In the months ahead, the federal government will chart a course for Canada’s economic recovery, while also dealing with the ongoing pandemic. CUPE is calling on the federal government to keep privatization out of the country’s pandemic recovery plans. Investing in public programs and services is the fastest, most cost-effective and reliable way to boost the economy and support us all through tough times. 

A newly-released CUPE backgrounder sums up the evidence that fully public infrastructure projects provide the most benefit to workers, communities and the economy. 

The Liberal government has said the Canada Infrastructure Bank (CIB), which allows corporations to profit from privatized infrastructure, will play a major role in economic stimulus plans. This is a risky move that takes our country in the wrong direction.

The costs of privatization 

Most CIB projects are expected to be developed as long-term privatization deals known as public-private partnerships (P3s). The CIB is mandated to use $35 billion in public funds over 11 years to leverage the private financing, ownership and operation of revenue-generating green infrastructure projects like renewable power and water and wastewater systems, as well as public transit, roads and bridges, and broadband projects.  

Developing infrastructure projects as P3s won’t provide much-needed economic stimulus. Instead, P3s will lock governments into long-term contracts with corporations that can double infrastructure project costs over 30 years. These decades-long privatization deals are expensive, risky and unaccountable.  

A public recovery 

The federal government needs to ensure infrastructure stimulus spending gets out the door quickly, addresses shortcomings identified by the COVID-19 pandemic, and positions Canada for the future.

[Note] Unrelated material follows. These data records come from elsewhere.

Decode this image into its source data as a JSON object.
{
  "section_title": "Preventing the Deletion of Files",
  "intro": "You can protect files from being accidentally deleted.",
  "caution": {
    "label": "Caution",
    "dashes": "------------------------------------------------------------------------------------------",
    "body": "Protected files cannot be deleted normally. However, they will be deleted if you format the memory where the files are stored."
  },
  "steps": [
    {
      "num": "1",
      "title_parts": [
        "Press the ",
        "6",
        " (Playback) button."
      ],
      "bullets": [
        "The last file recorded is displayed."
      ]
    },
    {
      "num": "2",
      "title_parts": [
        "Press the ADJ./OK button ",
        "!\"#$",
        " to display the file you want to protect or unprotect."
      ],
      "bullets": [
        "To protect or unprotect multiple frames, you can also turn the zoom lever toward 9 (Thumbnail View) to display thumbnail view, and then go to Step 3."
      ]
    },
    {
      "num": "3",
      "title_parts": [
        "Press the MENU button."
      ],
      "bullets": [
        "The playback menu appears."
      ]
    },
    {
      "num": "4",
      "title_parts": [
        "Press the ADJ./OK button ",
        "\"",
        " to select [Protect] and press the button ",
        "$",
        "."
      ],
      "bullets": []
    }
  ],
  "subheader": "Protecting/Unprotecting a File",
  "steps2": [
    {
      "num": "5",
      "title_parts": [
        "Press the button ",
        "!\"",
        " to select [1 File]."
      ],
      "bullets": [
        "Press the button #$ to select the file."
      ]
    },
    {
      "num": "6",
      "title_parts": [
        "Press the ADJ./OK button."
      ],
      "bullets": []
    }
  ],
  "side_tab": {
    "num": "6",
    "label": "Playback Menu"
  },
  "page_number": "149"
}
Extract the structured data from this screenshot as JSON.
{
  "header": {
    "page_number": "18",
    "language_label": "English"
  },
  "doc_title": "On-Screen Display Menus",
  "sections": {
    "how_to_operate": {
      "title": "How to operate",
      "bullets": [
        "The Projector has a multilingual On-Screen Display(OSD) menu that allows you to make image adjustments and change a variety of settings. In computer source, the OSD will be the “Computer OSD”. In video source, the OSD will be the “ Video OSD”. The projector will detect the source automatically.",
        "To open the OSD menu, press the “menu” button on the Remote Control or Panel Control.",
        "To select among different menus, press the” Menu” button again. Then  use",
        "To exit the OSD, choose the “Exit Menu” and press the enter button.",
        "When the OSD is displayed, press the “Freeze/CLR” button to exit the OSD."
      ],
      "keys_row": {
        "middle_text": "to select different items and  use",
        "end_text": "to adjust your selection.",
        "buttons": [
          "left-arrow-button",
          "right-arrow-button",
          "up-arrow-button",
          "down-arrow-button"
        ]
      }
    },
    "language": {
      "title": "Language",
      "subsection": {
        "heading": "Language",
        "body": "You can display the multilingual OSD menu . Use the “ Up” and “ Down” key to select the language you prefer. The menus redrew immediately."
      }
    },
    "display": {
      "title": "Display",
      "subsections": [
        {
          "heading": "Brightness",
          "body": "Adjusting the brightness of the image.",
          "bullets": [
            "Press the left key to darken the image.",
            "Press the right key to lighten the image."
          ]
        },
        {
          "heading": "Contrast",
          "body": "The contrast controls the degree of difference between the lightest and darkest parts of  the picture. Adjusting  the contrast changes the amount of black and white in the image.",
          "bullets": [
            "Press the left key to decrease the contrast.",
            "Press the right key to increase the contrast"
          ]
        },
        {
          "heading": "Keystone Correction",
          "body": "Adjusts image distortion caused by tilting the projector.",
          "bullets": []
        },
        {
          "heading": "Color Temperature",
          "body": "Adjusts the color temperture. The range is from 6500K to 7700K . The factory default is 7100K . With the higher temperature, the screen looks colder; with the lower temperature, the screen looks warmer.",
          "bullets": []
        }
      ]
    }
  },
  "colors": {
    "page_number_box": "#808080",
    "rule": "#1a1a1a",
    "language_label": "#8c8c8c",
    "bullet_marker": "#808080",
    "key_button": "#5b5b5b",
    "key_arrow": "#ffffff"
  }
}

Privatization does not meet any of these tests. A public recovery led by the federal government must: 

  • Invest in public projects by providing grants or low-cost public financing for infrastructure projects.  
  • Streamline investments to ensure needed infrastructure spending gets out the door, while ensuring safeguards are in place to ensure communities and equity-seeking groups benefit.  
  • Prioritize green investments that are publicly owned and operated, such as renewable energy. 
  • Increase the federal share of project costs to reflect the fact that provinces, territories and municipalities are under extreme financial pressure. 
  • Prioritize social infrastructure in areas such as child care, long-term care and social housing where a predominantly female workforce has been disproportionately affected by the COVID-19 crisis.